Jerry Yang bir keresinde, kafasında gereksiz düşünceler dolaşırken iyi poker oynayamadığını söylemişti. "Sakin ve rahat olduğumda, dikkatimi dağıtacak hiçbir şey olmadığında, kendimi neredeyse yenilmez hissediyorum."

Humberto Brenes, Silverstein'a büyük bir banka kaybettiğinde ipod'una en sevdiği şarkıyı koyduğunu ve sakinleşene kadar birlikte yüksek sesle söylediğini anlattı.

Dolayısıyla iki şeyi anlamak önemlidir. İlk olarak, "eğilmeye" yol açan durumları tanımak gerekir. Bunu yapmak kolay değil. Kendimi sık sık sinirlenirken ya da sabrımı yitirirken buluyorum. Ve bunu her fark ettiğimde kendime soruyorum: "Tüm bunlar ne zaman başladı? Ne kadar zamandır böyle hissediyorum? Kaç tane kötü karar verdim?" Uzun yıllardır poker oynuyorum ve hala bu ruh halini tanımayı öğreniyorum. Bu hala bir meydan okuma.

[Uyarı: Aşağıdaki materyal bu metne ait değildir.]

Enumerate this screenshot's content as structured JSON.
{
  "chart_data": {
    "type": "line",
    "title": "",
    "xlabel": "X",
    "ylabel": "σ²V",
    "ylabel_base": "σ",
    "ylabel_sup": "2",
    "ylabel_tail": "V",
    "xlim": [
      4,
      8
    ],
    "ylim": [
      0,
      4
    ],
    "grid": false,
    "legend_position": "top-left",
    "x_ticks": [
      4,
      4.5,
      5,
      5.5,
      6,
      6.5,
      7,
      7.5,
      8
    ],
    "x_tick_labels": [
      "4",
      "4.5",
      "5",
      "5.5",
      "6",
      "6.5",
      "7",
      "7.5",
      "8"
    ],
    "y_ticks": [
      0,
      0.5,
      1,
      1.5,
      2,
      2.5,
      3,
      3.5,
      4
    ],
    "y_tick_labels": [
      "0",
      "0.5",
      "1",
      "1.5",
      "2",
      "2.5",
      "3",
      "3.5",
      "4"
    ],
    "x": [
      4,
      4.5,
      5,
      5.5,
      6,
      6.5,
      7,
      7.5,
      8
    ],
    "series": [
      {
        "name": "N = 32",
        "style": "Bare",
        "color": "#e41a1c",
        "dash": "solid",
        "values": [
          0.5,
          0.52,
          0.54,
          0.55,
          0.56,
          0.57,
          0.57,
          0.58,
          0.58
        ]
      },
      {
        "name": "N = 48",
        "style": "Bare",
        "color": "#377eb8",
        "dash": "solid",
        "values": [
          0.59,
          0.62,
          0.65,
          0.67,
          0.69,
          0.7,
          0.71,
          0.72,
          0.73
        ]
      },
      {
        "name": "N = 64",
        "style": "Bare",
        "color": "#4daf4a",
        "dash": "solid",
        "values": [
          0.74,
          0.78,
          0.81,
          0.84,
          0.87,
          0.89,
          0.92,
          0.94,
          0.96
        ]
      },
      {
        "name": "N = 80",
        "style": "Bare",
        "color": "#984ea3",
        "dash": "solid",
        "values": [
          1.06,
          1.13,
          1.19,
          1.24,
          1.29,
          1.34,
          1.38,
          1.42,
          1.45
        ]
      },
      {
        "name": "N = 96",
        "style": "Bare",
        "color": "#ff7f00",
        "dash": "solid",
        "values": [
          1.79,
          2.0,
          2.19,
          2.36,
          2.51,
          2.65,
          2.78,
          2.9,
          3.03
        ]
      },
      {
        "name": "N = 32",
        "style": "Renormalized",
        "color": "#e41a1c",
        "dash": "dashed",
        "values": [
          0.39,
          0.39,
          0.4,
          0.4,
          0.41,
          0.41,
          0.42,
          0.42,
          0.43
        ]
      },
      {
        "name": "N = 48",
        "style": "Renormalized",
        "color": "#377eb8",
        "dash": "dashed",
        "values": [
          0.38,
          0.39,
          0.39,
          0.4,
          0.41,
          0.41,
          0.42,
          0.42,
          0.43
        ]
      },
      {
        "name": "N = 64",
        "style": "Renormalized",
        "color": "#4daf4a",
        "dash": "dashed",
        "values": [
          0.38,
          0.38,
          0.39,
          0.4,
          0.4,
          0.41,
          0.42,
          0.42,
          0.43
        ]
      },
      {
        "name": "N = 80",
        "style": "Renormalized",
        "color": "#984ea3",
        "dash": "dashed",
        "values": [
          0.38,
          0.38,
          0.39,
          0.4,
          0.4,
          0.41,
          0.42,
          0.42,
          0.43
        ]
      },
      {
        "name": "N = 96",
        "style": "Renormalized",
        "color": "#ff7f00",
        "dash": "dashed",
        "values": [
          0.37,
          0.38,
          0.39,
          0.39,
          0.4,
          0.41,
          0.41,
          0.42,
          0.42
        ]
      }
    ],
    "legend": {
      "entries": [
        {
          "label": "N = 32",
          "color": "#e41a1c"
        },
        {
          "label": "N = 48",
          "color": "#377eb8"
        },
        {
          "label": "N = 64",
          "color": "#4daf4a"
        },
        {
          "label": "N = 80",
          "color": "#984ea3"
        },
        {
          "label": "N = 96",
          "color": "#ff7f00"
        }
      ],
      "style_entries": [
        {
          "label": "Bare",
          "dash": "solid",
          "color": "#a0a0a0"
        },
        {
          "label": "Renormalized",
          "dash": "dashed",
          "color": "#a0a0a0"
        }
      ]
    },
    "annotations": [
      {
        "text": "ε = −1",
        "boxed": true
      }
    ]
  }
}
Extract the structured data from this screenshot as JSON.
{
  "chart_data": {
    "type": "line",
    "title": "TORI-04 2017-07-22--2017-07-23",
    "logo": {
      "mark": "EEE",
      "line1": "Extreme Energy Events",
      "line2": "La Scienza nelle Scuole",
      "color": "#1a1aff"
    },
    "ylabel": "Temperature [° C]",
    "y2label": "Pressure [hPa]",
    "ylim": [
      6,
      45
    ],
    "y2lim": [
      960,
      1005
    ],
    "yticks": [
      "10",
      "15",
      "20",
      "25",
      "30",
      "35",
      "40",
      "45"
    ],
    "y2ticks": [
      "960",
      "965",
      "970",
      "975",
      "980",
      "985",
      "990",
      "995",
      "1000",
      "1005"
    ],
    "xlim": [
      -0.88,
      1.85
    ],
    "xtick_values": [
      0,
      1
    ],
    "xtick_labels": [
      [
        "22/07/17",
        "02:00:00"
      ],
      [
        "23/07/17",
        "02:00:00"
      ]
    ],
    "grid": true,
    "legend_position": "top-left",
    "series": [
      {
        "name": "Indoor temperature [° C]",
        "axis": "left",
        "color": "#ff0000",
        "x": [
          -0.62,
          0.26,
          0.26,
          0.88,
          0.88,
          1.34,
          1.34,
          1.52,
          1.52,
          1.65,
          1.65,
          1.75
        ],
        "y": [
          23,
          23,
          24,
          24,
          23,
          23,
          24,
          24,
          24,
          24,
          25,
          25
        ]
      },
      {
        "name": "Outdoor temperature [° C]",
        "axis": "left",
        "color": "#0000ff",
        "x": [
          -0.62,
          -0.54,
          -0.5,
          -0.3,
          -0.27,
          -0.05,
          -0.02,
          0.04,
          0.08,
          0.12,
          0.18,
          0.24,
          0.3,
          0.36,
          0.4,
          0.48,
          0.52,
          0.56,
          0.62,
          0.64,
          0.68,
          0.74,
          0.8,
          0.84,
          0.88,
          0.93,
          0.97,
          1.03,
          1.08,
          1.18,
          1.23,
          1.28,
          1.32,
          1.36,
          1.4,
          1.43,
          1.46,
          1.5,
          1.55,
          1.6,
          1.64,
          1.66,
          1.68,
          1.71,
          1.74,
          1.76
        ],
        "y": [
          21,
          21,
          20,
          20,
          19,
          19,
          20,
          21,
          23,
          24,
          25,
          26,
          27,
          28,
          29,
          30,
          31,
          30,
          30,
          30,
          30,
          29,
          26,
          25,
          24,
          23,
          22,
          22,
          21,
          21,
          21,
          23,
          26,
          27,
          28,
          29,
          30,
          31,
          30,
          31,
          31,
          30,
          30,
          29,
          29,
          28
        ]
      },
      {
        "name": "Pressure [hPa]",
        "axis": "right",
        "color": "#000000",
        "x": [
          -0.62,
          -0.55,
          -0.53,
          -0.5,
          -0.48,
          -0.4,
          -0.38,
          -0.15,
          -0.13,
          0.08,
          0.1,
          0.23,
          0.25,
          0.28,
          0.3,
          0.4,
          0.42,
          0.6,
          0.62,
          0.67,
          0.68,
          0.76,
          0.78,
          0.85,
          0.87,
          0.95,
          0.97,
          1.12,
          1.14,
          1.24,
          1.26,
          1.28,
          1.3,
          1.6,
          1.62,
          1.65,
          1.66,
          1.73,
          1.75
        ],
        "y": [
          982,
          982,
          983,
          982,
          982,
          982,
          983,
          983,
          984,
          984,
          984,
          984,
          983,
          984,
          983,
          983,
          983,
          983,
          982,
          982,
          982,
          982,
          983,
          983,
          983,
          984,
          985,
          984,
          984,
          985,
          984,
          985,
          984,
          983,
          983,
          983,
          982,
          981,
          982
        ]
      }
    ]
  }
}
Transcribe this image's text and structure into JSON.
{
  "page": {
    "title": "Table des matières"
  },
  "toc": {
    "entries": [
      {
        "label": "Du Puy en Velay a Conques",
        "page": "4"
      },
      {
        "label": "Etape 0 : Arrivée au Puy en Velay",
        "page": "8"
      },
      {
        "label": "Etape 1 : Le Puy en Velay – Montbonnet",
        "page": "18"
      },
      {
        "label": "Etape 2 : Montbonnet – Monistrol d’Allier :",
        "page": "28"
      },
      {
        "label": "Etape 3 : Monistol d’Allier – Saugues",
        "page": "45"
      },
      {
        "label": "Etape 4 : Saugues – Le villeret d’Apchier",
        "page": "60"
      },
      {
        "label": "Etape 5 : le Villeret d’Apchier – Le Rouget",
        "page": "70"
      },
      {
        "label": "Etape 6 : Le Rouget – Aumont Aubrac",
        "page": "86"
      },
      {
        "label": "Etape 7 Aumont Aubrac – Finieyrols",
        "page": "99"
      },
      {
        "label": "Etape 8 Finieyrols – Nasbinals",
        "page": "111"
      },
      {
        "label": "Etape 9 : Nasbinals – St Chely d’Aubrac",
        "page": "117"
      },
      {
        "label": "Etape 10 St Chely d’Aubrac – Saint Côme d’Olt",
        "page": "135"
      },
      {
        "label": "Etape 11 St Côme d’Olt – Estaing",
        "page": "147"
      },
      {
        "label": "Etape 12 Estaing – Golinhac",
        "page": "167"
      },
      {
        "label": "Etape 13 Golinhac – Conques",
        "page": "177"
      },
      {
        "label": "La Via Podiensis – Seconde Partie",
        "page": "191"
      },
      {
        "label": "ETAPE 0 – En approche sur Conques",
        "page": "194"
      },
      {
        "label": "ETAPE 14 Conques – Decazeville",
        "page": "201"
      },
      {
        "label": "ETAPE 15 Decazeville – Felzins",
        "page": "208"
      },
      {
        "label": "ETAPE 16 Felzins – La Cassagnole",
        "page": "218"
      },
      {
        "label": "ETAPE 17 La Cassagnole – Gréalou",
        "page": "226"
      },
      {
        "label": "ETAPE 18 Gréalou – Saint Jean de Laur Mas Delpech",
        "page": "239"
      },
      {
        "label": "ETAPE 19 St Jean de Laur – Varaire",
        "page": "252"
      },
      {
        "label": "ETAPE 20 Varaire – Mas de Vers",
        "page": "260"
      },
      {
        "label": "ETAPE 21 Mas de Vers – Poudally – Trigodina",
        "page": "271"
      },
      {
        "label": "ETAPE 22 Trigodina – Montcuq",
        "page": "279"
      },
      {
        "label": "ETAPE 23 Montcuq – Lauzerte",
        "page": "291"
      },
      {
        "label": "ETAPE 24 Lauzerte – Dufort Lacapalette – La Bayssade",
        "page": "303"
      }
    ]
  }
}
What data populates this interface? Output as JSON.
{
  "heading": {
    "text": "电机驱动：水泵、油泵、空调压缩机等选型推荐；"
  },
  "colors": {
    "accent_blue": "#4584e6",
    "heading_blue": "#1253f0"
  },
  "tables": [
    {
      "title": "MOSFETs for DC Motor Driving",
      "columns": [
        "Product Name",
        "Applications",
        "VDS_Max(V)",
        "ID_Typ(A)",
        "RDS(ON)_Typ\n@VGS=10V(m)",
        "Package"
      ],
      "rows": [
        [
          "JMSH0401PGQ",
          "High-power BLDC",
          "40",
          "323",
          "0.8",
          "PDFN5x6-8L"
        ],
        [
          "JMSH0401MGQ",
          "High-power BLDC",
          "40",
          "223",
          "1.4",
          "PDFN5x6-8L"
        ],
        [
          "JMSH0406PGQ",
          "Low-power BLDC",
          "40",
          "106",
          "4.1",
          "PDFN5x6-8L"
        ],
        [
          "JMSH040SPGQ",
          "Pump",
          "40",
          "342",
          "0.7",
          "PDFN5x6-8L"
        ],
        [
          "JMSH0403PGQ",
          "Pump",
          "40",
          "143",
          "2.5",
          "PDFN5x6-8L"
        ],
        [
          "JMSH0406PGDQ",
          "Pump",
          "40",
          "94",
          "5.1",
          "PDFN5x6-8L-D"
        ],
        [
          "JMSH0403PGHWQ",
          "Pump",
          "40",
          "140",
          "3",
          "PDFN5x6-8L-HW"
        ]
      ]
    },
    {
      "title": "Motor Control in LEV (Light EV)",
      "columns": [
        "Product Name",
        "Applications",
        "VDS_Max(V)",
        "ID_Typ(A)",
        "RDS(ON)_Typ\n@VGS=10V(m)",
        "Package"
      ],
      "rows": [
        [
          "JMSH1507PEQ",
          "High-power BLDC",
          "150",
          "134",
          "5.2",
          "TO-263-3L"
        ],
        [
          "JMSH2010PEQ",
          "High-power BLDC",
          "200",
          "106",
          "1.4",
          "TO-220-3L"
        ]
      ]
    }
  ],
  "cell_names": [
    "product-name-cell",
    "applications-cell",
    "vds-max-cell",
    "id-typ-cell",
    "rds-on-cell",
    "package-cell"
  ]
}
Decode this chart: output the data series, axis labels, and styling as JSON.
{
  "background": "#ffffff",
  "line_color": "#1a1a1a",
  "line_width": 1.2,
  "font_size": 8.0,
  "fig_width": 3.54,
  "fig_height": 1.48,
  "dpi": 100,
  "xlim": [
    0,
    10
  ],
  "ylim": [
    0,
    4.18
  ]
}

İkincisi, her zaman bir tiltten geri dönmek için psikolojik olarak hazırlıklı olmanız gerekir. Humberto Brenes yüksek sesle şarkı söylemeye başlar, Jerry Yang hoş olmayan düşünceleri uzaklaştırmaya çalışır, diğerleri meditasyon veya nefes egzersizleri yapmaya başlar.

Çeviren: Jonas Pakaušis

Ödünç aldım: http://www.pokerzeit.com/interne-tells-oder-einfach-nur-tilt

 Yazar Von: Arthur S. Reber

Poker oynamak için en iyi yer neresidir?